In the run up to year-end, we have decided to get creative in the Development department and engage with some ideas that are literally ‘out of the box’.
The term ‘Internet of Things’ has been bandied around since forever and in many ways this has been part of the internet’s natural evolution — a convergence of the digital and the physical no matter how abstracted. Products connected to money, hyped through opinions and pimped with an adorning QR code. Despite this, there does seem to be a very real disconnect between ‘things’ and our almost vicarious relationship with them — an instantaneous link that can often seem cold and impersonal.
With this in mind, we have been playing around with the ‘Internet of Things’ idea in the hope of bringing it back to a base level. An attempt to inject a playful element that is more relatable to the average human being. Imagine that warm feeling that comes with the bounce of a needle over some vinyl.
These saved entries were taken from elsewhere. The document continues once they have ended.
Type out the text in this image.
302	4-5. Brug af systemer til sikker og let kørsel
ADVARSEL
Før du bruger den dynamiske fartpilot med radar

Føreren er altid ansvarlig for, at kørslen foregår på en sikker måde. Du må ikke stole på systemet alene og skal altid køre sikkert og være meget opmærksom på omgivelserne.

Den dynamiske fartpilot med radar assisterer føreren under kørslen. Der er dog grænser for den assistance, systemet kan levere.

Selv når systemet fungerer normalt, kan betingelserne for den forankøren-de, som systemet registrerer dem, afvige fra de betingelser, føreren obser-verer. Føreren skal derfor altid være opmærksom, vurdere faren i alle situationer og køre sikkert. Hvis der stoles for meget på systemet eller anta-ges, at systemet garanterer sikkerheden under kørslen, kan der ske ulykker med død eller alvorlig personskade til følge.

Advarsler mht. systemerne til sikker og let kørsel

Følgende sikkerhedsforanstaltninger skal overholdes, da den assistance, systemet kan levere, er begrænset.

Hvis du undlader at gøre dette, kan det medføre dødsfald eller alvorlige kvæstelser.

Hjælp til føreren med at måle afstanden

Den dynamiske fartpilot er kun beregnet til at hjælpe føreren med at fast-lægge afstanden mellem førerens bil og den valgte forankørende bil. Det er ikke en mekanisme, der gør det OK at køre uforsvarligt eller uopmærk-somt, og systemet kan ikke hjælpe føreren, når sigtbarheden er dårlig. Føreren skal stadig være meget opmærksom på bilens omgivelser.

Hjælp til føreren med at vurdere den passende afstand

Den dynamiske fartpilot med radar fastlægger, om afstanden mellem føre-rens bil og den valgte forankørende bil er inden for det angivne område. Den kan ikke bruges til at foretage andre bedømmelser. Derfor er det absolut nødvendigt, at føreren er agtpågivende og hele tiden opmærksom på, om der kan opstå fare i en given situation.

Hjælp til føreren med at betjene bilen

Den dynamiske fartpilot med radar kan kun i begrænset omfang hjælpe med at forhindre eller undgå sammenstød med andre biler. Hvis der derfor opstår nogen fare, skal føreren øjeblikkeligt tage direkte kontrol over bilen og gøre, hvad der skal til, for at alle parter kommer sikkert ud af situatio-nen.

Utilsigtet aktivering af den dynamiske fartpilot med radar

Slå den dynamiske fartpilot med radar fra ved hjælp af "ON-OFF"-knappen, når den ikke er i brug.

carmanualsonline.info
In the new year we have a few projects waiting in the wings that will experiment with this idea and we thought it would be nice to share some of our first steps.
The initial task on this journey was to get our hands dirty with a bout of physical programming and dust down the hobbyist inventor workhorse, the Arduino Uno. This open-source electronics prototyping chip board is great as a canvas for painting LEDS, spinning motors and NFC excitement.
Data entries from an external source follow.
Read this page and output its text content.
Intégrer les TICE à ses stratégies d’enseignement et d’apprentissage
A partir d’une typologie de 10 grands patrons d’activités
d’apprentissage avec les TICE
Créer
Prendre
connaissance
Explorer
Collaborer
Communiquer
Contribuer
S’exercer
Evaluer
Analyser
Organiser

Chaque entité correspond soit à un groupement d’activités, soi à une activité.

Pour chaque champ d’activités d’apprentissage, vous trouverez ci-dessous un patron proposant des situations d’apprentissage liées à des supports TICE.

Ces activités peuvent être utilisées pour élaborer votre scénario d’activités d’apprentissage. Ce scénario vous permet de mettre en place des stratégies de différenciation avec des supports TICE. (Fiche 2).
Previously we have played around with creating stand alone units and blinking light experiments; we now want to develop this further and connect the Arduino machines with human hands over the internet.
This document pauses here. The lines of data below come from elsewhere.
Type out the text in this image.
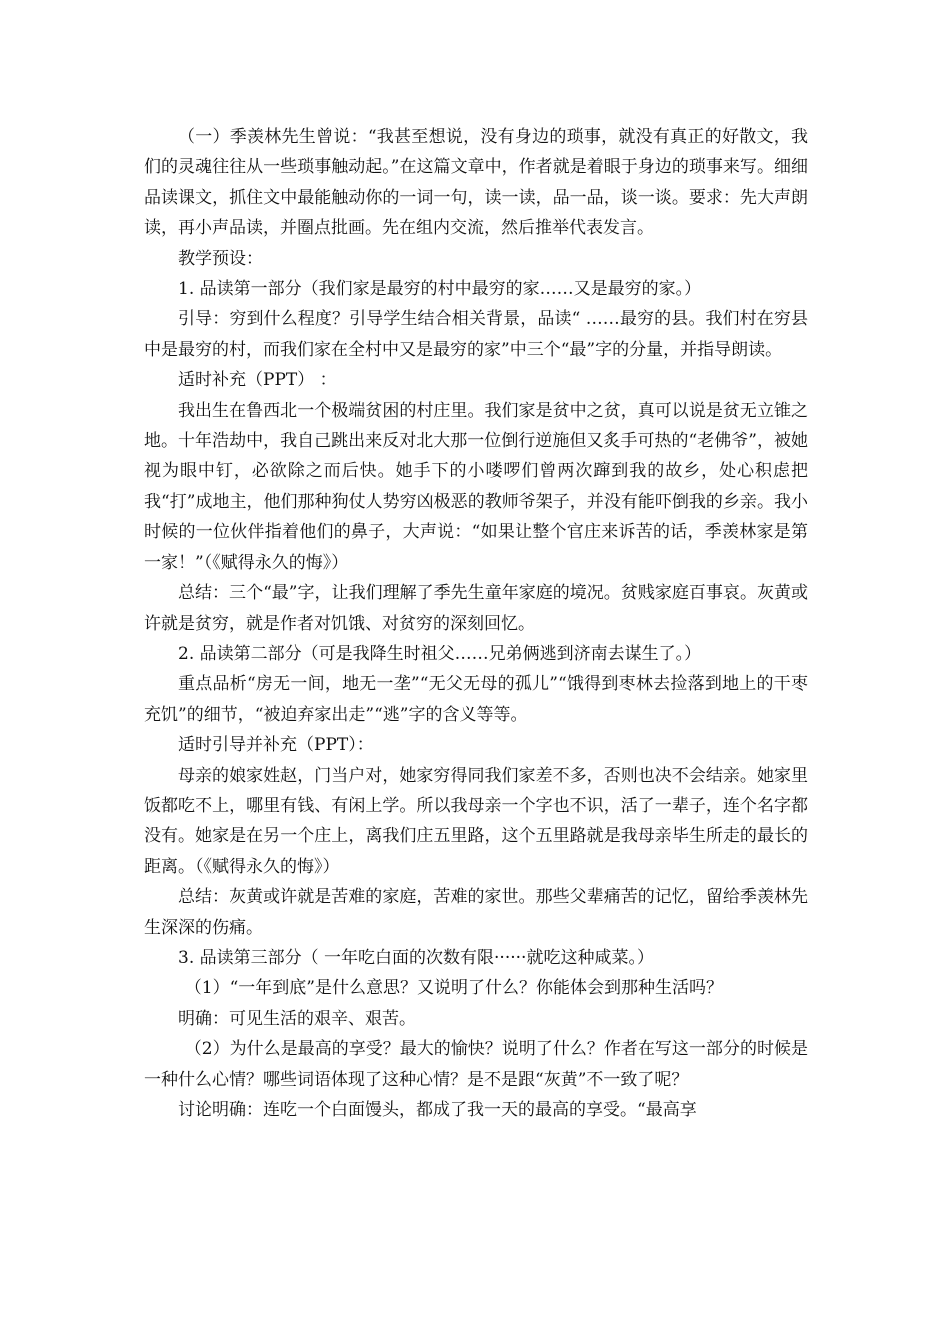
（一）季羡林先生曾说：“我甚至想说，没有身边的琐事，就没有真正的好散文，我们的灵魂往往从一些琐事触动起。”在这篇文章中，作者就是着眼于身边的琐事来写。细细品读课文，抓住文中最能触动你的一词一句，读一读，品一品，谈一谈。要求：先大声朗读，再小声品读，并圈点批画。先在组内交流，然后推举代表发言。

教学预设：

1. 品读第一部分（我们家是最穷的村中最穷的家……又是最穷的家。）

引导：穷到什么程度？引导学生结合相关背景，品读“ ……最穷的县。我们村在穷县中是最穷的村，而我们家在全村中又是最穷的家”中三个“最”字的分量，并指导朗读。

适时补充（PPT） ：

我出生在鲁西北一个极端贫困的村庄里。我们家是贫中之贫，真可以说是贫无立锥之地。十年浩劫中，我自己跳出来反对北大那一位倒行逆施但又炙手可热的“老佛爷”，被她视为眼中钉，必欲除之而后快。她手下的小喽啰们曾两次蹿到我的故乡，处心积虑把我“打”成地主，他们那种狗仗人势穷凶极恶的教师爷架子，并没有能吓倒我的乡亲。我小时候的一位伙伴指着他们的鼻子，大声说：“如果让整个官庄来诉苦的话，季羡林家是第一家！”（《赋得永久的悔》）

总结：三个“最”字，让我们理解了季先生童年家庭的境况。贫贱家庭百事哀。灰黄或许就是贫穷，就是作者对饥饿、对贫穷的深刻回忆。

2. 品读第二部分（可是我降生时祖父……兄弟俩逃到济南去谋生了。）

重点品析“房无一间，地无一垄”“无父无母的孤儿”“饿得到枣林去捡落到地上的干枣充饥”的细节，“被迫弃家出走”“逃”字的含义等等。

适时引导并补充（PPT）：

母亲的娘家姓赵，门当户对，她家穷得同我们家差不多，否则也决不会结亲。她家里饭都吃不上，哪里有钱、有闲上学。所以我母亲一个字也不识，活了一辈子，连个名字都没有。她家是在另一个庄上，离我们庄五里路，这个五里路就是我母亲毕生所走的最长的距离。（《赋得永久的悔》）

总结：灰黄或许就是苦难的家庭，苦难的家世。那些父辈痛苦的记忆，留给季羡林先生深深的伤痛。

3. 品读第三部分（ 一年吃白面的次数有限······就吃这种咸菜。）

（1）“一年到底”是什么意思？又说明了什么？你能体会到那种生活吗？

明确：可见生活的艰辛、艰苦。

（2）为什么是最高的享受？最大的愉快？说明了什么？作者在写这一部分的时候是一种什么心情？哪些词语体现了这种心情？是不是跟“灰黄”不一致了呢？

讨论明确：连吃一个白面馒头，都成了我一天的最高的享受。“最高享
To accomplish this, we required a service with the ability to communicate serial data with an Arduino board and have this hooked up to the internet waiting for human instructions. This was an initial challenge as the Arduino is natively divorced from web access and requires some creative thinking to enable remote browser communication. In order to experiment with a few ideas we turned to node.js.
Node.js is a great tool for constructing rapid prototypes and enabled us to get a local web server running in a matter of minutes. We could also benefit from the forward thinking node.js community that contributes to a vast collection of packages via npm and helps provide a great kick start for a proof of concept.
This enabled some initial local experiments around blinking LEDs — the ‘hello world’ of physical programming — by hooking them up to keyboard events to create some nifty interactions, controlling speed and intensity via the browser, albeit on the same machine. The next step is making this all human controllable over the internet.
In the coming weeks we’ll give a further overview of the technologies and tools employed on this inspirational and rewarding voyage into the world of physical programming.